ARCHITECTURE2021-02-08BY ELI NAVARRO

Standardizing circuit breaker patterns across services

We moved from ad-hoc circuit breakers to a shared pattern so failures in one dependency don’t fragment every service’s behavior.

architecturereliabilitycircuit-breakersdependencies

Circuit breakers started as one-off patches.

A team would see a dependency misbehave and add a quick safeguard:

if failures exceed N in M seconds, stop calling for a while

Over time, every service grew its own version:

slightly different thresholds
slightly different reset logic
slightly different metrics (or none)

During incidents, this fragmented view mattered:

some services kept hammering a failing dependency
others backed off too aggressively, causing avoidable degradations
it was hard to answer "who is still calling this dependency right now?"

We decided to standardize.

Constraints

We could not migrate every call site at once.
Different dependencies had different characteristics (latency, error modes).
We wanted a pattern that worked in both synchronous and async contexts.

What we changed

1. Define a simple, explicit contract

We wrote down what a circuit breaker should do for us:

detect when a dependency is unhealthy based on failures or latency
stop sending most traffic while unhealthy
periodically test the dependency to see if it has recovered
expose its state (open/half-open/closed) via metrics and logs

We added one more requirement:

make it obvious to operators when the breaker, not the dependency, is blocking calls

2. Build a shared implementation

We built a small library that implemented this contract:

consistent state machine (closed → open → half-open → closed)
configurable thresholds per dependency
hooks for metrics and structured logs

Services integrated the library instead of rolling their own.

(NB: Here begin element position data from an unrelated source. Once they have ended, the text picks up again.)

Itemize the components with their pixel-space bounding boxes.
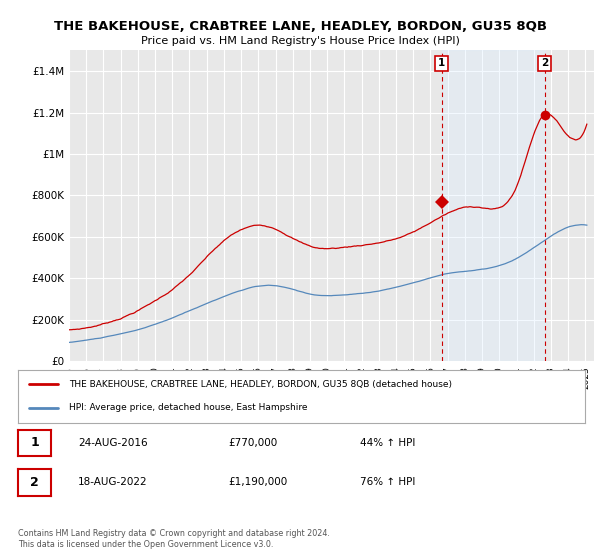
Text: THE BAKEHOUSE, CRABTREE LANE, HEADLEY, BORDON, GU35 8QB: THE BAKEHOUSE, CRABTREE LANE, HEADLEY, B… xyxy=(53,20,547,32)
Text: HPI: Average price, detached house, East Hampshire: HPI: Average price, detached house, East… xyxy=(69,403,308,412)
Text: 24-AUG-2016: 24-AUG-2016 xyxy=(78,438,148,448)
Text: 1: 1 xyxy=(438,58,445,68)
Text: £1,190,000: £1,190,000 xyxy=(228,477,287,487)
Text: 44% ↑ HPI: 44% ↑ HPI xyxy=(360,438,415,448)
Text: THE BAKEHOUSE, CRABTREE LANE, HEADLEY, BORDON, GU35 8QB (detached house): THE BAKEHOUSE, CRABTREE LANE, HEADLEY, B… xyxy=(69,380,452,389)
Bar xyxy=(442,50,545,361)
Text: £770,000: £770,000 xyxy=(228,438,277,448)
Text: 1: 1 xyxy=(30,436,39,450)
Text: Price paid vs. HM Land Registry's House Price Index (HPI): Price paid vs. HM Land Registry's House … xyxy=(140,36,460,46)
Text: Contains HM Land Registry data © Crown copyright and database right 2024.
This d: Contains HM Land Registry data © Crown c… xyxy=(18,529,330,549)
Text: 2: 2 xyxy=(30,475,39,489)
Text: 18-AUG-2022: 18-AUG-2022 xyxy=(78,477,148,487)
Text: 2: 2 xyxy=(541,58,548,68)
Text: 76% ↑ HPI: 76% ↑ HPI xyxy=(360,477,415,487)
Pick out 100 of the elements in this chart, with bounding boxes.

Where language differences existed, we ported the same semantics.

3. Make configuration data-driven

Breaker settings live in configuration, not hard-coded in call sites.

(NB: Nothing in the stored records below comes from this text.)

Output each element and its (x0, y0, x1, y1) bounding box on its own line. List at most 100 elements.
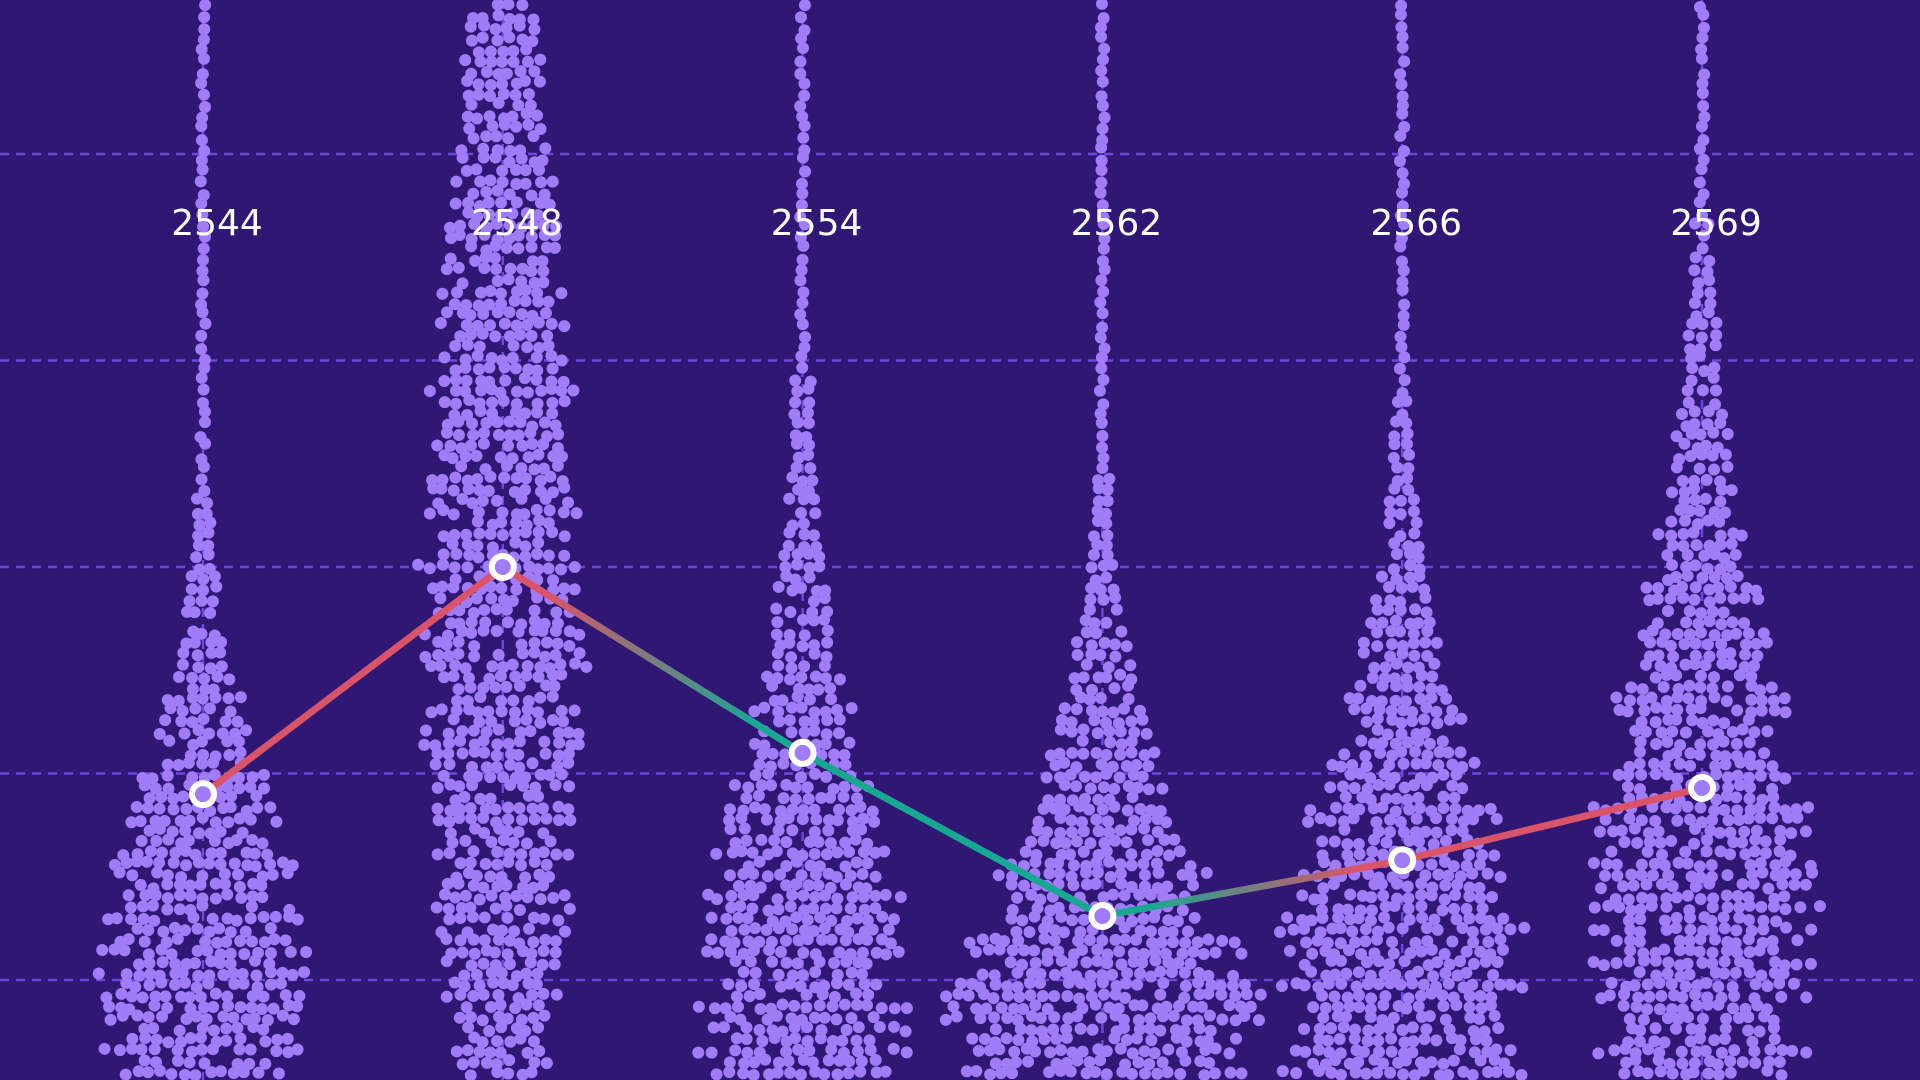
swarm-dot (1683, 605, 1696, 618)
swarm-dot (1114, 867, 1127, 880)
swarm-dot (1383, 758, 1396, 771)
swarm-dot (978, 1033, 991, 1046)
swarm-dot (828, 956, 841, 969)
swarm-dot (537, 438, 550, 451)
swarm-dot (1695, 52, 1708, 65)
swarm-dot (197, 460, 210, 473)
swarm-dot (1658, 859, 1671, 872)
swarm-dot (521, 891, 534, 904)
swarm-dot (1397, 309, 1410, 322)
swarm-dot (470, 968, 483, 981)
swarm-dot (469, 822, 482, 835)
swarm-dot (1714, 416, 1727, 429)
swarm-dot (453, 604, 466, 617)
swarm-dot (771, 893, 784, 906)
swarm-dot (453, 812, 466, 825)
swarm-dot (1362, 867, 1375, 880)
swarm-dot (788, 1021, 801, 1034)
swarm-dot (1618, 988, 1631, 1001)
swarm-dot (1014, 1023, 1027, 1036)
swarm-dot (484, 174, 497, 187)
swarm-dot (189, 1069, 202, 1080)
swarm-dot (820, 650, 833, 663)
swarm-dot (148, 1043, 161, 1056)
swarm-dot (1252, 1014, 1265, 1027)
swarm-dot (483, 110, 496, 123)
swarm-dot (1689, 988, 1702, 1001)
swarm-dot (1064, 768, 1077, 781)
swarm-dot (790, 855, 803, 868)
swarm-dot (1633, 935, 1646, 948)
swarm-dot (1202, 969, 1215, 982)
swarm-dot (532, 1021, 545, 1034)
swarm-dot (495, 967, 508, 980)
swarm-dot (839, 934, 852, 947)
swarm-dot (461, 338, 474, 351)
swarm-dot (1029, 999, 1042, 1012)
swarm-dot (1684, 911, 1697, 924)
swarm-dot (465, 959, 478, 972)
swarm-dot (464, 328, 477, 341)
swarm-dot (710, 893, 723, 906)
swarm-dot (490, 761, 503, 774)
swarm-dot (806, 1056, 819, 1069)
swarm-dot (141, 1066, 154, 1079)
swarm-dot (1097, 398, 1110, 411)
swarm-dot (1681, 800, 1694, 813)
swarm-dot (1425, 987, 1438, 1000)
swarm-dot (1138, 749, 1151, 762)
swarm-dot (819, 672, 832, 685)
swarm-dot (502, 1067, 515, 1080)
swarm-dot (1108, 638, 1121, 651)
swarm-dot (1058, 702, 1071, 715)
swarm-dot (797, 1053, 810, 1066)
swarm-dot (1352, 692, 1365, 705)
swarm-dot (1028, 910, 1041, 923)
point (1388, 846, 1417, 875)
swarm-dot (873, 1021, 886, 1034)
swarm-dot (857, 890, 870, 903)
swarm-dot (854, 800, 867, 813)
swarm-dot (1391, 461, 1404, 474)
swarm-dot (1298, 922, 1311, 935)
swarm-dot (196, 899, 209, 912)
swarm-dot (147, 899, 160, 912)
swarm-dot (1701, 562, 1714, 575)
swarm-dot (233, 782, 246, 795)
swarm-dot (1742, 1024, 1755, 1037)
swarm-dot (1097, 242, 1110, 255)
swarm-dot (812, 879, 825, 892)
swarm-dot (436, 580, 449, 593)
swarm-dot (782, 1055, 795, 1068)
swarm-dot (508, 925, 521, 938)
swarm-dot (1328, 990, 1341, 1003)
swarm-dot (195, 627, 208, 640)
swarm-dot (1791, 811, 1804, 824)
swarm-dot (723, 1065, 736, 1078)
swarm-dot (1052, 901, 1065, 914)
swarm-dot (503, 330, 516, 343)
swarm-dot (1633, 757, 1646, 770)
swarm-dot (142, 924, 155, 937)
swarm-dot (1657, 681, 1670, 694)
swarm-dot (500, 459, 513, 472)
swarm-dot (1676, 1057, 1689, 1070)
swarm-dot (549, 935, 562, 948)
swarm-dot (735, 812, 748, 825)
swarm-dot (531, 967, 544, 980)
swarm-dot (531, 547, 544, 560)
swarm-dot (1114, 824, 1127, 837)
swarm-dot (1090, 746, 1103, 759)
swarm-dot (1274, 926, 1287, 939)
swarm-dot (197, 573, 210, 586)
swarm-dot (490, 603, 503, 616)
swarm-dot (1439, 1013, 1452, 1026)
swarm-dot (861, 857, 874, 870)
swarm-dot (176, 704, 189, 717)
swarm-dot (527, 881, 540, 894)
swarm-dot (264, 947, 277, 960)
swarm-dot (819, 889, 832, 902)
swarm-dot (1096, 705, 1109, 718)
swarm-dot (984, 1068, 997, 1080)
swarm-dot (1433, 746, 1446, 759)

This makes it possible to:

tune thresholds without redeploying
apply similar policies across services that share a dependency

We documented defaults:

conservative starting thresholds
recommended values for different classes of dependencies (e.g., internal vs external)

4. Expose breaker state in dashboards and runbooks

We added:

metrics for breaker state per dependency
panels showing when breakers open and close
guidance in runbooks for how to interpret breaker behavior

During incidents, this helps answer:

is the dependency still failing, or are we holding it open?
which services are currently blocked by their breakers?

5. Migrate incrementally

We migrated call sites in phases:

high-risk dependencies first
less critical paths later

At each step, we checked:

changes in error and latency patterns
breaker behavior under normal and stressed conditions

Results / Measurements

After the migration, we saw:

more predictable behavior when dependencies degraded
fewer "retry storms" from services that didn’t previously have breakers
faster diagnosis of who was still calling a failing dependency

Breakers didn’t remove failures, but they made them more bounded.

Takeaways

Circuit breakers are a coordination tool, not just a local optimization.
Standardizing their behavior and metrics makes incidents easier to reason about.
Configuration-driven thresholds let us tune without code churn.
Breakers should be visible in dashboards and runbooks, not hidden behind library calls.